The mysterious Bermuda Triangle

If there is a mystery that the world of film and television has nurtured in spades and for years, that mystery is the Bermuda Triangle. I don't think there is a person who has not heard about this mysterious place where weird things happen.

Supernatural phenomenon or rational explanation? Today we review what has been said and what is known about the infamous Bermuda Triangle.

The Bermuda Triangle

It is a Atlantic ocean region, the north western part of the ocean specifically. Here, the story goes that planes and ships have disappeared for centuries. Are they aliens or are they forces of nature, is it a portal to another dimension? Questions like that have been asked many times.

The area has a shape that is a bit reminiscent of a triangle, marked by the Atlantic coast of Florida, in the United States, Bermuda and the Greater Antilles. These borders are not universally agreed, yes. It is said that mysterious disappearances have occurred since the XNUMXth century, that some ships have evaporated, others have appeared adrift without a crew, even rescue patrols have left without returning ...

What are the most popular theories? One has to do with geological issues that affect the navigation instruments, the magnetic compass for example, causing shipwrecks. Another theory says that the lost ships have been victims of gigantic waves, huge waves that can reach heights of nothing more and nothing less than 30 and a half meters ...

It seems that they exist and that they can destroy airplanes and ships without leaving a trace. In fact, the Bermuda Triangle is right at a place in the ocean where storms coming from different directions can converge from time to time causing these types of demonic waves.

Obviously, the official idea is that in this part of the Atlantic Ocean there are no more planes or more lost ships than in other parts of the globe. In fact, planes and ships pass through here every day without mishap, so it is hardly possible to speak of patterns of disappearance. Then?

Then, the world of cinema, television and mystery magazines of the mid-twentieth century have contributed much to the construction of the myth.  In 1964, the author Vincent Gaddis coined the name Bermuda Triangle in an article where he recounted mysterious incidents that occurred in the area. Later, Charles berlitz (yes, the one about language schools), revived the myth in the 70s by the hand of perhaps the most popular book on the subject: the bestseller Bermuda Triangle.

From there and with the help of a theme that was beginning to be popular, that of the aliens and their visits to our planet, there were many authors and researchers of the paranormal, who joined the wave of mysteries by contributing their own: from sea ​​monsters to the lost city of the Atlantis, to time loops, reverse gravity, magnetic anomalies, super water swirls or giant eruptions of methane gas coming from the depths of the seabed ...

The truth is that after the tsunami of products of mass culture related to the Bermuda Triangle the official voice remains the same: there is nothing strange about disappearances in the area and all can be explained by environmental causes.

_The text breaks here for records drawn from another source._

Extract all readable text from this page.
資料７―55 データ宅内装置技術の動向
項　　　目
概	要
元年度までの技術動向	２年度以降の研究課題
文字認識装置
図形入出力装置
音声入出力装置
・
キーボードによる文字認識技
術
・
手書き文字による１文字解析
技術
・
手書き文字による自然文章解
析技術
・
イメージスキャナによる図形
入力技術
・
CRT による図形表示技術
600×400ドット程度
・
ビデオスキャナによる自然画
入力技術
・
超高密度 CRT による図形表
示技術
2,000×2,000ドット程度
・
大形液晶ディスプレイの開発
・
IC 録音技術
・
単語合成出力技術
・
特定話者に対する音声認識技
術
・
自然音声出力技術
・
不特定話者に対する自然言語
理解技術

The area has tropical storms, hurricanes, the Gulf Stream can produce dramatic and very rapid changes in the climate, and to that is added the geography itself, full of islands that produce low parts of the sea that can be very treacherous for navigation, for example.

The United States Coast Guard has grown weary of saying that there are no supernatural explanations for accidents in the area. All are usually explained by a combination of natural forces with human abilities or disabilities. In fact, there is also no actual map of the area, no official institution has mapped it, and there is no such area with that official name.

At this point the truth is that it is better to think that it is all a great invention of popular and mass culture of the XNUMXth century, always eager to exploit mysteries in magazines, television series and movies. Humans like mysteries, so only that taste has fueled us. Thus, for some time now the mainstream Editorial / television has proposed the opposite ... and with the same success: to clarify that the Bermuda Triangle does not exist.

For example, a journalist named Larry kusche, cutting with the dominant ideology, a different line of investigation has been proposed starting from the premise that in truth there is no mystery to solve. Kusche has reviewed all the well-selling "disappearances" that are usually cited as evidence and has found that all those stories are buggy or fabricated plain.

Your book, «The Bermuda Triangle Mistery - Solved», complains that many of his colleagues on the subject have limited themselves to stacking stories, one on top of the other, without investigating a single one. And that the most popular of all, Berlitz, made it all worse by using more entertaining and popular language, reaching more people. Repeat, repeat, that something will remain. Thus, Kusche complains that this author, the most popular of all, has only contributed to sediment a lie and that he did not even bother to investigate well.

In fact, accuses him a bit of a liar and charlatan, of literally having invented cases, of having ignored in the story that when they disappeared the sea was hit by a fierce storm or of saying that they had sunk in the Triangle when in fact they had done so well away from this mysterious area.

The truth is that even today there are authors from both sides, because we still like mysteries and they continue to generate money. Then, Does the Bermuda triangle exist? I'm not a Berlitz fan, and I love mysteries, but I think the answer to this question should be affirmative. Why? Simple, ehe Bermuda Triangle exists from tabloid books, wanting to make money, and doing bad research. What do you think?